朝9時まえ。発達支援の面接の約束時刻には、まだ時間がありました。そこでぼくとナオはその施設近くの公園で少し時間をつぶし。アリンコを追いかけている訳です。このアリンコを追いかけるまでの経緯を簡単に説明します。

診断の理由は「不安の解消」

わが夫婦がナオの言葉に不安を感じ始めたのが数日前でした。いや、薄々ぞれぞれがナオの幼さを感じていたのです。勇気を出して話し合い、ぼくが相談窓口に連絡して、言語聴覚士さんに面接をお願いしました。

そして一番の近々のスケジュールで面接の約束を頂きその日がきた、という訳です。

これで何かが解決するものではない、というのはもちろん承知の上。ただ第三者に見てもらった上で、なにか心のモヤモヤが、スッキリすればいいかなぁと期待しました。

診断によって新たな不安が生まれたら?も考えました。でもそれは仕方ないことと腹をくくりました。

「よし、そろそろ行くぞ。」

ぼくはいつもより強い調子でナオに声をかけました。あれ、ナオの顔は少し硬直気味。中腰でお尻を両手で抑えていました。

「おっお父さん…うっ◯…ち」

うわぁ〜といいながら急いで施設へ駆けこみました。(到着してはじめの一声は「トイレを貸して下さい!」でした…)

はじめての面接

そんなひと悶着のあとでしたが、面接は和やかなムードの中で始まりました。言語聴覚士の先生は女性の方。絵本を見せて、これは何?と優しく語りかけてくれました。

先生「これは?」ナオ「キリン」。このようなメジャーな名詞の質問には瞬間的に答えられました。よしよし。しかしいくつかの動物が描かれたイラストを見せられて

「鼻が長い動物はどれかな?」

先生が尋ねられると目がキョトン。うぅそろそろ来たか…。ナオは苦し紛れなのか、ぼくヘリコプター好き!と話題を変える始末。おーい、コミュニケーションになっていないぞ。

そんな感じでナオの面接時間(…というか授業に近い)45分はやっと終わりました。ぼくの教え子との2時間授業よりもずっと長く感じました。

診断の結果

さて、そんな感じで進んだ言語診断の結果は、ぼくとヨメのヨミ通りでした。ナオは1才程度の言葉の遅れがあるとのこと。

それを直接聞いたとき、辛いとか、ガッカリとか、そういうのはなく『やっぱりそうだよなぁ』と納得しました。4才、5才ともなると大人と変わらない程度のコミュニケーションができることを、ぼくも毎朝の保育園の送りで目の当りにしていたからです。

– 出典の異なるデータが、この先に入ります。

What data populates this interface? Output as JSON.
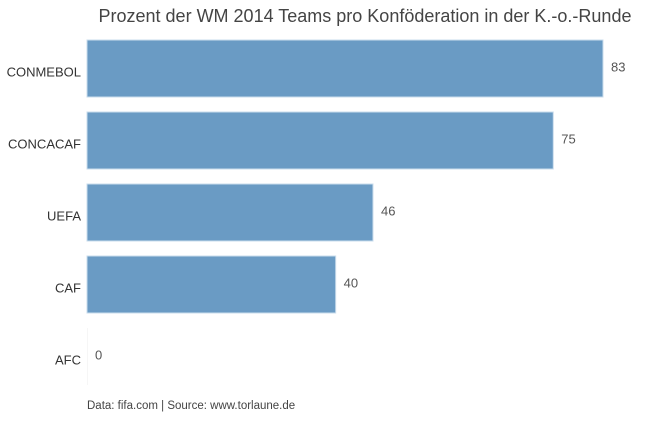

言語療法士の先生からは、コミュニケーションの機会(絵本の読み聞かせが良い)をたくさん作って下さい。いろんなものに触れる機会をつくって下さい。とご助言を頂きました。そして発達の経過を見ることを含めて、改めて5月に面接のお約束も頂きました。

帰り道で考えた

1時間半の面接を終えて、ぼくらが施設の外へ出ると、入れ替わりで門に入って行く親子を見かけました。不安いっぱいの親もいれば、明るく楽しそうな親もいました。

今のぼくの顔はどっちかな。そんなことを思って、ナオに目を向けると上着のファスナーを締めながら「これ、むずかしいねぇ」とブツブツ零していました。まったく親の心配もつゆ知らず。

「よし、今から、保育園に行くぞ。」

余計な心配を振り切りたくてぼくは少し明るく声をかけました。ナオはうれしそうに走り出し、そして言伝を思い出したかのようにぼくの方をふり返りました。そして大声で一言。

「ぼく、おとうさん、大好きだよ!」

ほんと急に。
こっちは恥ずかしいやら、そして嬉しいやら。ニコッ。
照れながら、ありがとう、お父さんもナオが好きだぞ、ぼくが言葉を返すと屈託のない笑顔を浮かべてまたナオは駆出していきした。うーん、やっぱり思い直しました。

心配ばかりかけさせるけれど、ぼくには出来すぎた息子だな…って。